Bypassed by the A9 road, Dornoch is well worth exploring, especially for its attractive town environment, with the local sandstone adding to the warm and picturesque appearance.

Accommodation in Dornoch:

Dornoch has a choice of quality hotel accommodation, for example, within easy reach of the golf course, with a larger range of bed and breakfast and guest house type establishments in the town. Self catering is an especially strong sector, both in the town and in secluded rural settings nearby, sometimes with sea views. There is an excellent choice of caravan and camping parks near the town.

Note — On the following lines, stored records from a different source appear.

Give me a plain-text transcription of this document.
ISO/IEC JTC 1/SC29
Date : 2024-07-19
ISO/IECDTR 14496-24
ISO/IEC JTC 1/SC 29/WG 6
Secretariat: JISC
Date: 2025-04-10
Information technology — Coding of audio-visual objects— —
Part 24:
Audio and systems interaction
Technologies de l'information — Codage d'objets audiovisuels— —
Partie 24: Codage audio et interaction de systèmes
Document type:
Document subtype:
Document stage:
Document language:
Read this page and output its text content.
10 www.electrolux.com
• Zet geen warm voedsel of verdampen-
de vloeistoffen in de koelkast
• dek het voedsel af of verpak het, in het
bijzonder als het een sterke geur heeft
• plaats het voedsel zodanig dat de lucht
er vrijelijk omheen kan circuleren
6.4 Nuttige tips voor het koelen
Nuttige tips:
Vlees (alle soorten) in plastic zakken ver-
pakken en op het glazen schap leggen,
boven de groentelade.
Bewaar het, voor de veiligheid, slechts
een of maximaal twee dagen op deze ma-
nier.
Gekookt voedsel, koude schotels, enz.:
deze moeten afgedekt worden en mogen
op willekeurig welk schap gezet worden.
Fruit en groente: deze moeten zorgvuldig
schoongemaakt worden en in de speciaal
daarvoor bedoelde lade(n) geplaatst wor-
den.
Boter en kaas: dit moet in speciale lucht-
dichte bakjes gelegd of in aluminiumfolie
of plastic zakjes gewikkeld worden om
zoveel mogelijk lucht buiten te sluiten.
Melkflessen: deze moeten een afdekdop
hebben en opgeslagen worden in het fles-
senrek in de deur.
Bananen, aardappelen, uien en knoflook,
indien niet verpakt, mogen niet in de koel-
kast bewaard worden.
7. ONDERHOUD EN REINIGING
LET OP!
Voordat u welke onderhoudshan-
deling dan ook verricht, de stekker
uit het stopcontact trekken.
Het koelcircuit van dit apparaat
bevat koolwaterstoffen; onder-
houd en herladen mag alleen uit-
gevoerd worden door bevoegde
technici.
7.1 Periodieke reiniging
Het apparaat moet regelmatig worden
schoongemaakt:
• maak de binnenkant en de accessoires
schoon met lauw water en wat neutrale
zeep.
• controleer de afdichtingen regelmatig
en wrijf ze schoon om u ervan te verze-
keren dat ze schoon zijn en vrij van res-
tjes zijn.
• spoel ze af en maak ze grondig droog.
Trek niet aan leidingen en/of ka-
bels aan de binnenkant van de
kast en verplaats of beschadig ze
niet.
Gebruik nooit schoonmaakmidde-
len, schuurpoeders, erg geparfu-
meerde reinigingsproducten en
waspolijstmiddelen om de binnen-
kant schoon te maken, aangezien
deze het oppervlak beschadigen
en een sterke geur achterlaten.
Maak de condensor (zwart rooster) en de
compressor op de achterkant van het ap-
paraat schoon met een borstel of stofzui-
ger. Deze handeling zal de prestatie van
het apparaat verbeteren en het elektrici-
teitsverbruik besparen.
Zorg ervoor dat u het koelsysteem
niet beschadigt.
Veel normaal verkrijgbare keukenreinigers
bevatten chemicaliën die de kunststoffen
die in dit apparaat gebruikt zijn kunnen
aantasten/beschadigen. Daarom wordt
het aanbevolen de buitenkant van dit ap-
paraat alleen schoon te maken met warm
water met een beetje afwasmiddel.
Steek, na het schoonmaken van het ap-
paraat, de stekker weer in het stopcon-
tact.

Attractions in and around Dornoch »

The story of the town is told in Dornoch’s own comprehensive Historylinks Museum (behind the Dornoch Castle Hotel). Dornoch has fine beaches within easy reach on both sides of the town, with the national nature reserve of Loch Fleet, to the north, offering plenty of birdwatching opportunities, with both tidal and woodland habitats. Short excursions from Dornoch will soon bring the visitor to the Glenmorangie Distillery, which offers tours. The old burgh of Tain is nearby, where the Tain through Time exhibition tells the story of this old place of pilgrimage. North of Dornoch, by Golspie, Dunrobin Castle is open to view, as the largest house in the north of Scotland.

Activities in and around Dornoch »

Though golf is the main activity for visitors to Dornoch there are plenty of other options. There are a number of trout lochs within easy reach and there is an active local angling club. There is a good choice of local walks – with the town’s award winning beaches at the head of the list. The shore environment is a challenge for photographers, with photogenic seals and seabirds.

Royal Dornoch Golf Club »

Records of golf being played on the naturally short coastal turf and dunes here go back to the early 17th century. The present club was formed in 1877.The championship course was laid out by the famous designer Old Tom Morris. Since then a host of famous names have praised it and the course is regularly ranked in the top 15 worldwide. Visitors are welcome on the two courses here (Championship and Struie).

Events in and around Dornoch »

Dornoch has an ongoing events programme with regular features such as pipe band performances, ceilidh nights and farmers’ markets. The year also starts with a popular street party on Hogmanay night. The town’s Highland Games are held in early August and its Festival Week is also around the same time.